何が足りないんだろう。どうすれば、にこの重荷をちょっとは背負ってやれるんだろう。
そう考えこみながら帰路についていると、ふと電話に着信が入る。
……雪穂からだ。番号は教えてあるけど、かかってくるのは珍しい。
特に出ない理由もないので、すぐに通話をタップした。
「もしもし雪穂?どうかしたのか?」
「あっ修也さん?すいませんこんな時間に。ちょっとお伝えしたいことがあって……」
結構ハッキリとものをいう彼女にしては、やや歯切れが悪い。何か言いづらいことなのだろうか。それとも穂乃果が何かマズい状態になったりしたのだろうかと、不安になっていたけど……
「修也さん、私達……μ'sには入らないことにしたんです!」
「えっ?それはどういう……」
————————返っってきたのは、意外な話題と答え。
何が、あったんだろう。昼間ではあんなに楽しそうに練習を見てたのに。亜里沙だって、μ'sに入るのを心待ちにしていた。その二人がどうして……?

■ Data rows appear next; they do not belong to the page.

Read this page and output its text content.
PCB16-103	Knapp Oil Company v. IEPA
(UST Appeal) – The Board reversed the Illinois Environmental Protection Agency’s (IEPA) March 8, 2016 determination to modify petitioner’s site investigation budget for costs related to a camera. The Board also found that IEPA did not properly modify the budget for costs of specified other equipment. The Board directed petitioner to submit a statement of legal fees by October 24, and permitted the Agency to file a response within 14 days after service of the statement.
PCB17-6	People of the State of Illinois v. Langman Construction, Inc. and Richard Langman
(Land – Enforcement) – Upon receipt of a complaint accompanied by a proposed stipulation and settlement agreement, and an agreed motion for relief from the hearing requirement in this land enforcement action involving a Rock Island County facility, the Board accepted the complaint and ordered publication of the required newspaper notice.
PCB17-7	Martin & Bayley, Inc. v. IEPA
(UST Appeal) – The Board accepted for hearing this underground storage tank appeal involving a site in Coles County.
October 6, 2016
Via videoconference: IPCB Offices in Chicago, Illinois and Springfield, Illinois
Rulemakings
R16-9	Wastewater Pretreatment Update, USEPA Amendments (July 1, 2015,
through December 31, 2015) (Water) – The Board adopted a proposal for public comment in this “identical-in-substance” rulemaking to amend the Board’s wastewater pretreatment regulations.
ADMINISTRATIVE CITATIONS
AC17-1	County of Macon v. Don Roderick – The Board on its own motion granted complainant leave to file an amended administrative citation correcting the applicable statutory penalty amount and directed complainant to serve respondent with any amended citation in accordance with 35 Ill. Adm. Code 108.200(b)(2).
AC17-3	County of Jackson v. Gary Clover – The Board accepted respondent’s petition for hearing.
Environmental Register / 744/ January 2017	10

「えっと、μ'sじゃなくても、スクールアイドルはできます」
「私達、今日練習見せてもらったりとか、話してて気づいたんです。私達がμ'sを大好きになった理由。メンバー一人一人が、本当に楽しそうに、かけがえのない仲間と歌ったら踊る姿が好きだったんだって……」
「だからμ'sには入りません。私達は私達のグループで、μ'sの光を追いかけたいんです!」
……そういうことだったんだ。
ありがとう雪穂。思い出したよ。
あの時、俺が病室で彼女になんて言葉をかけたのか。ずっと前から答えは出てたんだな。
誰のための、ラブライブか。
大したことじゃないけど、俺の答えは見つかったよ。お姉さん。
昔に気づいてたことにすら今更気がつくなんて、やっぱ俺はバカだ。
でもこれなら、きっとにこにも伝わる。
「ありがとな、雪穂。亜里沙にもお礼を言っておいてくれ。おかげで何とかなりそうだよ」
「えっ?よくわかんないですけど、わかりました?」
「スクールアイドルでアドバイスできるところは何でも聞いてくれ。協力する。じゃあまたな!」
電話を切って、誰も待ってない自宅に歩き始める。
……確信がある。多分、μ'sは終わってしまう。
だからせめて少しでも、にこの味方になってやりたい。
早速俺はメッセージアプリでμ'sのグループを開いて、みんなを誘った。
『次の週末、ニューヨークお疲れ様会も兼ねて、みんなでどこかに遊びに行かないか?』
本来は体を労って休養のはずだったけど、関係ない。
こういう時間が、俺たちにはきっと必要なんだって……今はそう思える。
いやー誰だろうなー静岡の女の子って何者なんだろうなー
書き溜めは3クール目終了までほぼ終わっているのですが、またしばらく仕事が忙しいのと、4クール目の展開が決まっていないため、少しの間短編含め、書きためしようかなと思ってます。
31.1.27 劇場版で本当に鞠莉母が喋ったので、口調のみ少し修正しました。